Managing the ouch factor
Pole hurts, there’s no two sides to that story. But what if a few tips can make it hurt less? If you’d sign on for that, read on!
Twisting/pulling skin is one of the most painful parts of pole–so it stands to reason that if your skin twists less, a move will hurt less. And skin twists MUCH less over an engaged muscle. When you’re getting into position for a move that involves some twisting or pulling of skin–say a cross ankle release, inside leg hang, bicep hold–be sure you’re not just relying on your skin to hold you up. Engaging the proper muscles will create more grip with less skin movement, and that should feel a lot better.
Another way to avoid twisting or pulling is to get everything into a position that’s as close as possible to the final placement as possible. A good example of this is the cross ankle release. As your shoulders go down, your feet should come up while you still have your hands on the pole. Your body acts as a teeter-totter. This way, you don’t need to fully engage your legs and glutes until they’re pretty much where they need to be in terms of your final position … and because your hands are helping to hold your weight until the moment you release them, you don’t have the engage-then-twist pain that you would if you dropped back straight from a sit.
For leg hangs, muscle engagement is also super important.
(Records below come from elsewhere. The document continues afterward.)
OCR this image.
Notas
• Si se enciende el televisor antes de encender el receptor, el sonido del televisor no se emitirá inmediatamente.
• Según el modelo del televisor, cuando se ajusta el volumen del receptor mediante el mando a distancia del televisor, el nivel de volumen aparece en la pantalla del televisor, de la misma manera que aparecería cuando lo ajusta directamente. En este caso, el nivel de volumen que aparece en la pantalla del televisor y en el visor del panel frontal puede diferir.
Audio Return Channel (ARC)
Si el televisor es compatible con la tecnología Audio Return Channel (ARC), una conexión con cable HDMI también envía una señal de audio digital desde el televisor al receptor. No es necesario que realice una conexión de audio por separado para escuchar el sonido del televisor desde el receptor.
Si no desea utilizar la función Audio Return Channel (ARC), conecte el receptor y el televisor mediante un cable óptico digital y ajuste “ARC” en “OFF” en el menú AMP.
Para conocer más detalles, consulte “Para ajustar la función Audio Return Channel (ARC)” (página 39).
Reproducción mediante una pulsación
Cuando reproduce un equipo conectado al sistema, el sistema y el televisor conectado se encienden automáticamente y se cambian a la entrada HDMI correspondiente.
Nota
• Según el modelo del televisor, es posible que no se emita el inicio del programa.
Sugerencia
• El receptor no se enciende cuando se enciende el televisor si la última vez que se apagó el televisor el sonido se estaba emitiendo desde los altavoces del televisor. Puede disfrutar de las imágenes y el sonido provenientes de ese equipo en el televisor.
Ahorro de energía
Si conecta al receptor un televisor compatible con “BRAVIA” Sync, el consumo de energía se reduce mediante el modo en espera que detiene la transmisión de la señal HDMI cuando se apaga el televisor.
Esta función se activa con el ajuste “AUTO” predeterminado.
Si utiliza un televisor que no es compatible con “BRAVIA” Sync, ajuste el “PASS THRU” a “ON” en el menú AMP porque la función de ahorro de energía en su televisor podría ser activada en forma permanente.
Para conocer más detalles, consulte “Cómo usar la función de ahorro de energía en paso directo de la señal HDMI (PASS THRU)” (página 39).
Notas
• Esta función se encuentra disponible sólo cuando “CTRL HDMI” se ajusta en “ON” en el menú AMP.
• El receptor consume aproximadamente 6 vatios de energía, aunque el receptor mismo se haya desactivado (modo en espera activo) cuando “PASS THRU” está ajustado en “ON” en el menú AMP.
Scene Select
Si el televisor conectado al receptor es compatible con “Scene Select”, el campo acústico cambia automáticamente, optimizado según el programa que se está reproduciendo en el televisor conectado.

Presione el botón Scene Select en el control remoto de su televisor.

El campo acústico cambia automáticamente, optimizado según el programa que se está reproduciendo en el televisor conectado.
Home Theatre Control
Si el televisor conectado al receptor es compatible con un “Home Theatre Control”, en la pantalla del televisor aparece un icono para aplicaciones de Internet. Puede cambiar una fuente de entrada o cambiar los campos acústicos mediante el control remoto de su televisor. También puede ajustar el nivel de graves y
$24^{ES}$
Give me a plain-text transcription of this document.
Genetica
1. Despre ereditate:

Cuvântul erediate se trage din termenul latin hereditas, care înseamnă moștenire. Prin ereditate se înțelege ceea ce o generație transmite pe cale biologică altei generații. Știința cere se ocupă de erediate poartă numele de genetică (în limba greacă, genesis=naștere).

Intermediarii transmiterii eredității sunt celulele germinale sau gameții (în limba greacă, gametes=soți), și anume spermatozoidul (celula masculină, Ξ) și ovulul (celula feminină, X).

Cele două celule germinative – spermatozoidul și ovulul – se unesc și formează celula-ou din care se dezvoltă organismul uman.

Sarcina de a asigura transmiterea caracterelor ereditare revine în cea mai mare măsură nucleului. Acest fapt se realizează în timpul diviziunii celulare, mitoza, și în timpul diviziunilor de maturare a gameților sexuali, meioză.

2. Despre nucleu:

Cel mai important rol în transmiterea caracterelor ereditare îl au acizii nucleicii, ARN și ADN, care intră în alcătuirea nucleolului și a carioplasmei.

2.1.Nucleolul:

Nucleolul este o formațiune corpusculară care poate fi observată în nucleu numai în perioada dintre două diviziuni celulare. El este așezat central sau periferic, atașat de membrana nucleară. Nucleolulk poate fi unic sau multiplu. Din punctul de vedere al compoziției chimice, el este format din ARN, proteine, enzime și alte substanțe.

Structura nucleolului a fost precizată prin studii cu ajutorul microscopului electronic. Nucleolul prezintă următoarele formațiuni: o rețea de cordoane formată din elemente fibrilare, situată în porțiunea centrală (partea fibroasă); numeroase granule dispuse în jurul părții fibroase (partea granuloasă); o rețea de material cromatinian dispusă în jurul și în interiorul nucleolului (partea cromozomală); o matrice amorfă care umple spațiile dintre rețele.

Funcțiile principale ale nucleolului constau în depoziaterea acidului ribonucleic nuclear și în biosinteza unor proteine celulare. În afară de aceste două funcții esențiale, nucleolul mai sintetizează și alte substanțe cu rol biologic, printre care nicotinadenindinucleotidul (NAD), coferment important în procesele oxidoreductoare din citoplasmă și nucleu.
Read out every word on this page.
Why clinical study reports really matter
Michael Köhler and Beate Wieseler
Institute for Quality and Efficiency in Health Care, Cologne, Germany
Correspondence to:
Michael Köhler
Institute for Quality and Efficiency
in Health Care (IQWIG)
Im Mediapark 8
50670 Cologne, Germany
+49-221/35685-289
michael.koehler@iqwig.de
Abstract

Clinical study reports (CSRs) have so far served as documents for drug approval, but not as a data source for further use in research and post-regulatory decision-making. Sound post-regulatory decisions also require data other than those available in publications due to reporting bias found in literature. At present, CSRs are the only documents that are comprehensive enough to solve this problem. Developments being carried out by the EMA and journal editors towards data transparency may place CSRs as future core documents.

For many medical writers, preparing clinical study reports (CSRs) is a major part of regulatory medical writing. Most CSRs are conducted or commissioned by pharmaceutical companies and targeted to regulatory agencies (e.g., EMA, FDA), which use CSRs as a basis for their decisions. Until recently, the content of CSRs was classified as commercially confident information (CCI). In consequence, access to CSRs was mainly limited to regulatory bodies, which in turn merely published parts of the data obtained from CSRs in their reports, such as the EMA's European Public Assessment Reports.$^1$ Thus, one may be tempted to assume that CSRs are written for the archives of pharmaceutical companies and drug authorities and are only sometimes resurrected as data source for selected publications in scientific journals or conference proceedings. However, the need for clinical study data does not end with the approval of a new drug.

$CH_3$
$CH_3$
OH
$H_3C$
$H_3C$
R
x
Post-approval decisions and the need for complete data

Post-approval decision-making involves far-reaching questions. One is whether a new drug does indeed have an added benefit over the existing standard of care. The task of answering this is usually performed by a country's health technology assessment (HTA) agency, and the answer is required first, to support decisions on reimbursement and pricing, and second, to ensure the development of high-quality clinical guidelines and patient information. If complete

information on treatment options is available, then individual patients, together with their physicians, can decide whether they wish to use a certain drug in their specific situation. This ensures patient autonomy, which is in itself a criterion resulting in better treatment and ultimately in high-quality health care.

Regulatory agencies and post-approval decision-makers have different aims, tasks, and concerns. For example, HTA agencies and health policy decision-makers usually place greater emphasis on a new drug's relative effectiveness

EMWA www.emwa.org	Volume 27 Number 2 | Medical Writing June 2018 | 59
When you do an inside leg hang, do you get your leg into place and then just let it hold you? That makes my poor inner thigh hurt just thinking about it. Engage, engage, engage!
Bruising is another painful reality of pole. Bruises happen to everyone! But–if you are very careful about doing moves in a controlled manner, you are much less likely to bang into the pole when going into or coming out of a move. Think waaaaaaay back to your first fireman spin. Did you bruise your shin? You probably did, at least a little, because you probably weren’t in full control of your spin. But as you progressed, all that shin-banging most likely stopped. That’s because you learned to control your momentum and your body. The same learning progression applies to most moves. Doing something with control is *always* preferable to flinging yourself in and hoping for the best. When you’re learning inverted poses such as leg hangs or inverted crucifix, practicing them while lying on the floor can help prevent this, because you can build your muscle memory to mitigate banging. Another benefit: you learn exactly how and where to place the pole against your body while knowing you are 100% safe on the ground!
There are so many other ways to keep that pain level manageable. Hopefully these tips will help get your thinking started!